AMAKA HAHINA

Aheah Saergathan! (2002)


Ok, ich könnte jetzt schlicht und ergreifend sagen, Amaka Hahina sind eines derjenigen Projekte, die beileibe noch weniger in einen Black Metal-Index passen als Children Of Bodom oder Heintje. Aber, nö, den (kurzen) Spaß des ultimativen Verrisses gönne ich mir einfach. Dementsprechend nur beiläufig als Info: Dieses Ding hier ist wohl sowas wie das hyperkreative Ich-mach-das-auch-mal-Nebenbeiunternehmen von Vermeth, usw. Warum, wieso, weshalb und wer dieser Typ diesbezüglich überhaupt ist, interessiert mich gerade so viel, als ob in Italien der Don 'nem Kilo Koks die letzte Ölung in Form von Klospülwasser gewährt.
Aber was bekommt man denn überhaupt auf "Aheah Saergathan!" geboten? Richtig geraten, 100 Punkte für den netten BMer Mitte-rechts: Schrott. Eigentlich sollte das alles mal Ambient werden, naja, versucht hat man's. Aber wir kennen's alle gut aus dem Black Metal, dass Versuche recht leicht in die schwarze Hose gehen können. Somit sei gesagt: (Jegliche) Metaller, Pfoten weg! Erstmal ist dieses "Mini-Album/CD/Irgendwas" Ambient, wie bereits erwähnt, dazu jedoch absolut belanglos - ungelogenermaßen sogar das Belangloseste, was sich meine verwöhnt-wohlgenährten Ohren jemals antun mussten.
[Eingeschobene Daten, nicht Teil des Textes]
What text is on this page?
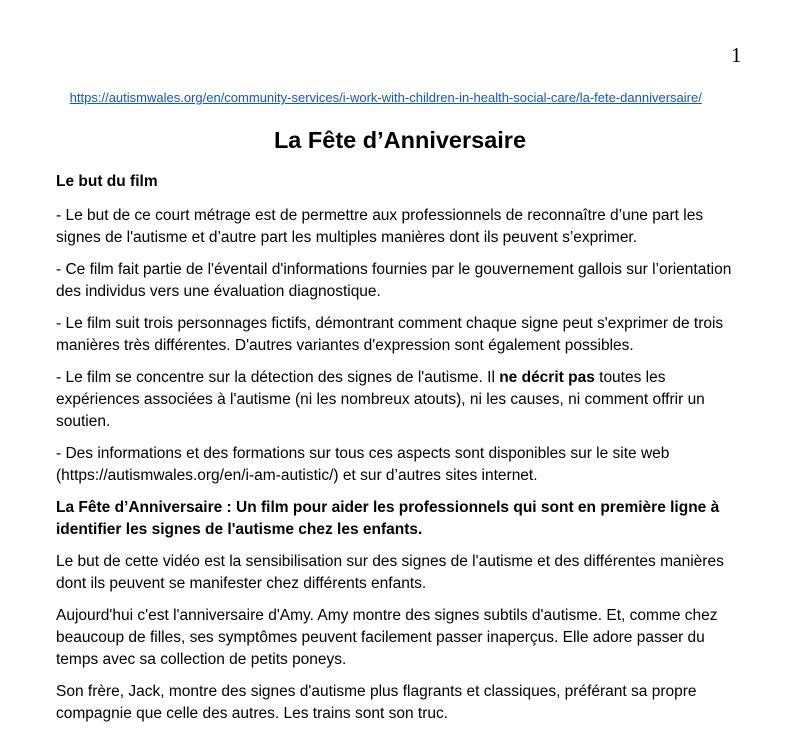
1

https://autismwales.org/en/community-services/i-work-with-children-in-health-social-care/la-fete-danniversaire/

La Fête d’Anniversaire
Le but du film

- Le but de ce court métrage est de permettre aux professionnels de reconnaître d’une part les
signes de l'autisme et d’autre part les multiples manières dont ils peuvent s’exprimer.

- Ce film fait partie de l'éventail d'informations fournies par le gouvernement gallois sur l’orientation
des individus vers une évaluation diagnostique.

- Le film suit trois personnages fictifs, démontrant comment chaque signe peut s'exprimer de trois
manières très différentes. D'autres variantes d'expression sont également possibles.

- Le film se concentre sur la détection des signes de l'autisme. Il ne décrit pas toutes les
expériences associées à l'autisme (ni les nombreux atouts), ni les causes, ni comment offrir un
soutien.

- Des informations et des formations sur tous ces aspects sont disponibles sur le site web
(https://autismwales.org/en/i-am-autistic/) et sur d’autres sites internet.

La Fête d’Anniversaire : Un film pour aider les professionnels qui sont en première ligne à
identifier les signes de l'autisme chez les enfants.

Le but de cette vidéo est la sensibilisation sur des signes de l'autisme et des différentes manières
dont ils peuvent se manifester chez différents enfants.

Aujourd'hui c'est l'anniversaire d'Amy. Amy montre des signes subtils d'autisme. Et, comme chez
beaucoup de filles, ses symptômes peuvent facilement passer inaperçus. Elle adore passer du
temps avec sa collection de petits poneys.

Son frère, Jack, montre des signes d'autisme plus flagrants et classiques, préférant sa propre
compagnie que celle des autres. Les trains sont son truc.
Getröte und Gefiepe jenseits von Noise, jenseits von Ambient, strukturlos, einfallslos, mit Wal-Gequieke (jawohl, der BMer Mitte-rechts hat richtig gehört) unterlegt und folgerichtig undefinierbar langweilig. Nicht mal ein Industrial-Ansatz lässt sich finden, der allem etwas Logisches hätte bescheren können, aber selbst sowas wie erwähntes Fabrikäre kriegt der gute Mensch hinter Amaka Hahina nicht auf die Reihe. Manche Ansätze könnten vielleicht gerade noch so für ein Sample zu 'nem Silent Hill 8-Soundtrack genügen - und das auch nur in den lustigen Abschnitten des Spiels, aber in Anbetracht dessen, dass "Aheah Saergathan!" eine Veröffentlichung ist, die Tracks besitzt, welche Laufzeiten haben... .
Kurz: Keine Atmosphäre, keine Melodie, kein Gefühl, kein Sinn, kein gar nichts! Im Vergleich zu dem hier sind Havohej mit "The Black Mist" die Urväter des Black Metal und Mitternacht (Sideprojekt von Heulend Horn) kongeniale Götter der ambientenen Musik. Aus den Augen, in den Staub! Pah!